Direito Internacional na “Palma da Mão”: lendo as (entre)linhas dos manuais brasileiros

O Simpósio de Pesquisa é uma iniciativa da do blog da ILA International Law Agendas para estimular o debate de ideias partindo de projetos de pesquisa em direito internacional em instituições acadêmicas no Brasil. Neste simpósio inaugural, apresentamos o projeto de pesquisa “Direito internacional ‘na palma da mão’: lendo os manuais brasileiros nas (entre)linhas.”

“Direito internacional ‘na palma da mão’: lendo os manuais brasileiros nas (entre)linhas” é um projeto de pesquisa desenvolvido desde 2019 pelo Grupo de Pesquisa CNPq “Direito, Globalização e Desenvolvimento” (DGD) da Faculdade de Direito da Universidade Federal do Rio Grande do Sul, sob a coordenação dos Professores Fábio Morosini (UFRGS) e Luíza Leão Soares Pereira (Universidade de Sheffield, Reino Unido). Participam desta pesquisa cinco estudantes de pós-graduação em nível de mestrado e doutorado, e onze estudantes de graduação.

Esta pesquisa se soma a outros esforços de caracterização e teorização acerca de uma identidade brasileira no direito internacional. (George Galindo “Direito Internacional no Brasil, Pensamento e Tradição”, no prelo; BADIN, MOROSINI & GIANNATTASIO, 2019; DE BRITO & NASSER, 2017). O objeto de análise desta pesquisa são os principais manuais de direito internacional em circulação no Brasil. Os manuais no campo do direito são, por excelência, tentativas de sistematização de suas diferentes áreas. Ao confeccioná-los, os autores revelam o que importa e o que não importa para o campo, e desta forma constituem o campo em si, desvalendo estruturas, poder e discursos (BERNARDINO, 2021, no prelo). Entendemos, assim, os manuais como um microcosmo do direito internacional no Brasil – uma fotografia aérea do campo como ele é ensinado, produzido, e reproduzido.

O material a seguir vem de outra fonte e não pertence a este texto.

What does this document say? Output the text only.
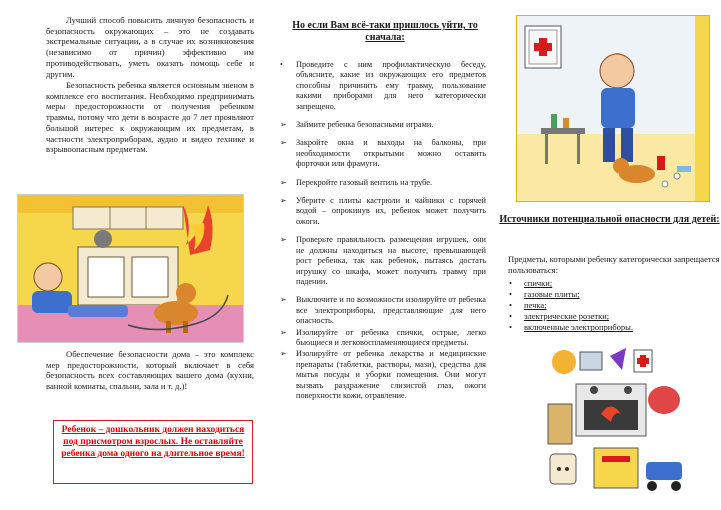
Лучший способ повысить личную безопасность и безопасность окружающих – это не создавать экстремальные ситуации, а в случае их возникновения (независимо от причин) эффективно им противодействовать, уметь оказать помощь себе и другим.

Безопасность ребенка является основным звеном в комплексе его воспитания. Необходимо предпринимать меры предосторожности от получения ребенком травмы, потому что дети в возрасте до 7 лет проявляют большой интерес к окружающим их предметам, в частности электроприборам, аудио и видео технике и взрывоопасным предметам.

Обеспечение безопасности дома – это комплекс мер предосторожности, который включает в себя безопасность всех составляющих вашего дома (кухни, ванной комнаты, спальни, зала и т. д.)!

Ребенок – дошкольник должен находиться под присмотром взрослых. Не оставляйте ребенка дома одного на длительное время!

Но если Вам всё-таки пришлось уйти, то сначала:

• Проведите с ним профилактическую беседу, объясните, какие из окружающих его предметов способны причинить ему травму, пользование какими приборами для него категорически запрещено.
➢ Займите ребенка безопасными играми.
➢ Закройте окна и выходы на балконы, при необходимости открытыми можно оставить форточки или фрамуги.
➢ Перекройте газовый вентиль на трубе.
➢ Уберите с плиты кастрюли и чайники с горячей водой – опрокинув их, ребенок может получить ожоги.
➢ Проверьте правильность размещения игрушек, они не должны находиться на высоте, превышающей рост ребенка, так как ребенок, пытаясь достать игрушку со шкафа, может получить травму при падении.
➢ Выключите и по возможности изолируйте от ребенка все электроприборы, представляющие для него опасность.
➢ Изолируйте от ребенка спички, острые, легко бьющиеся и легковоспламеняющиеся предметы.
➢ Изолируйте от ребенка лекарства и медицинские препараты (таблетки, растворы, мази), средства для мытья посуды и уборки помещения. Они могут вызвать раздражение слизистой глаз, ожоги поверхности кожи, отравление.

Источники потенциальной опасности для детей:

Предметы, которыми ребенку категорически запрещается пользоваться:

• спички;
• газовые плиты;
• печка;
• электрические розетки;
• включенные электроприборы.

O título “Direito internacional ‘na palma da mão’: lendo as (entre)linhas dos manuais brasileiros” não foi acidental. Primeiramente, a ‘palma da mão’ remete à etimologia da palavra ‘manual’, e ao uso frequente deste tipo de material nas salas de aula das faculdades de direito brasileiras. Da mesma forma que eles são amplamente usados, os manuais muitas vezes são os únicos artefatos provando a ‘existência’ do direito internacional ‘nas mãos’ de estudantes brasileiros, e seu único contato com a disciplina, em vista da inacessibilidade do campo enquanto área prática do direito para a maioria dos estudantes no Brasil (DEZALAY & DEZALAY, 2017). Isso deve ser levado em consideração quando estudamos seu papel em forjar o imaginário do campo para juristas no país. O título também alude à ‘quiromancia’, ou leitura de mãos. Através da leitura de resultados empíricos através de uma lente crítica, buscamos desenhar as linhas (o que está escrito literalmente) e entrelinhas (o que foi excluído, ou as fontes escondidas sob as asserções) dos manuais para entender o passado, o presente, e como moldar o futuro do direito internacional no Brasil.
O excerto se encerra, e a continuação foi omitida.